Let $I=\{\alpha,\beta\}$ such that $\alpha\ne\beta$. Let $F(I)$ be the free group constructed on $I$ and $\phi_\alpha,\phi_\beta$ be the canonical injections of $\mathbb{Z}$ into $F(I)$. Write $r=\phi_\beta(1)^{-1}\phi_\alpha(1)^{-1}\phi_\beta(1)\phi_\alpha(1)$. Let $N_r$ be the normal subgroup of $F(I)$ generated by $r$.
Now, set $t_\alpha=(1,0)$ and $t_\beta=(0,1)$. Then there exists a unique surjective homomorphism $f_t:F(I)\rightarrow\mathbb{Z}\times\mathbb{Z}$ such that $f_t(\phi_\alpha(1))=t_\alpha$ and $f_t(\phi_\beta(1))=t_\beta$.
I want to prove that $\text{Ker}(f_t)=N_r$.
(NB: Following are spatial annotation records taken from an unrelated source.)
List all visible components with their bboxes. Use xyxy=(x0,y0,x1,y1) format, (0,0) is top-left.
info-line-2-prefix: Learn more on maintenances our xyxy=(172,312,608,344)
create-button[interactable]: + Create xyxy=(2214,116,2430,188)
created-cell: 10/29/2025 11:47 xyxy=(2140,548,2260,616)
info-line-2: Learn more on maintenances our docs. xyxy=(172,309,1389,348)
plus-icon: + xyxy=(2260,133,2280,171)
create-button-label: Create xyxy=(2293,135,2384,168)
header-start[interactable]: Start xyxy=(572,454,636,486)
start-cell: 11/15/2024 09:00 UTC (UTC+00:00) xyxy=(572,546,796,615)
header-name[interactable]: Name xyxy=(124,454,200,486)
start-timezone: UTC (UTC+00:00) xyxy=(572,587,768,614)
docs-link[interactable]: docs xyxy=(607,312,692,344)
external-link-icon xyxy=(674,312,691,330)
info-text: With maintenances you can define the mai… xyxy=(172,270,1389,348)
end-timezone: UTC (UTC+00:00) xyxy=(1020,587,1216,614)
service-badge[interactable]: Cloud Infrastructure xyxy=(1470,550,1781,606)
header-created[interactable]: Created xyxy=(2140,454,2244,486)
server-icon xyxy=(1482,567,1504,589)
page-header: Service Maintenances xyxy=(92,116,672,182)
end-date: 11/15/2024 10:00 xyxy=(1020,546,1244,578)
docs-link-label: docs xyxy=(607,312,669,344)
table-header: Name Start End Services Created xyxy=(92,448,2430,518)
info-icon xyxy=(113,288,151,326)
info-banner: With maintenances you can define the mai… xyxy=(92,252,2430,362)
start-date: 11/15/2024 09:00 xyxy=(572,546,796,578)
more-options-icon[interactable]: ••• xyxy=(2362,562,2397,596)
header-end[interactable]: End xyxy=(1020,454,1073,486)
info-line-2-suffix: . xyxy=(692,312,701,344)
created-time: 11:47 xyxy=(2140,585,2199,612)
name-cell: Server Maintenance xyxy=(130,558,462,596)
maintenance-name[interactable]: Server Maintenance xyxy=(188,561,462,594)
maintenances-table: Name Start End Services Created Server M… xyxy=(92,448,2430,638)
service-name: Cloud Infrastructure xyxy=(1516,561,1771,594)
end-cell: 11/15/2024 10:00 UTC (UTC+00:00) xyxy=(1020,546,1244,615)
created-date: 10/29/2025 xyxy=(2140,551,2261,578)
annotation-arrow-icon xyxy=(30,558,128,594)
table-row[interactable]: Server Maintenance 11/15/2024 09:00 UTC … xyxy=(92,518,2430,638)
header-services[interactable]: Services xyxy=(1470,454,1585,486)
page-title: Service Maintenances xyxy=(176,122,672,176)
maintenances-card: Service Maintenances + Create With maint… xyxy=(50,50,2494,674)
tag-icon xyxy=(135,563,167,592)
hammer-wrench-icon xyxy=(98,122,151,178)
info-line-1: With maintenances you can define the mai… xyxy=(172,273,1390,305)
Let $w\in F(I)$ such that $f_t(w)=(0,0)$. Note that $w$ can be written uniquely in the form $\prod_{j=1}^n\phi_{i_j}(1)^{m(j)}$ for $n\in\mathbb{N}$, $m\in(\mathbb{Z}-\{0\})^{[1,n]}$, and $i\in\{\alpha,\beta\}^{[1,n]}$ such that $i_j\ne i_{j+1}$ for $1\leq j\leq n-1$. This implies that $$(0,0)=\sum_{j=1}^nm(j)\cdot f_t(\phi_{i_j}(1)).$$
I am now stuck because I am not sure sure how I can deduce that $\phi_{i_j}(1)\in\{r,r^{-1}\}$ for all $j\in[1,n]$.
Edit:
For $1\leq j\leq n$, either $m(j)\cdot f_t(\phi_{i_j}(1))=(m(j),0)$ or $m(j)\cdot f_t(\phi_{i_j}(1))=(0,m(j))$.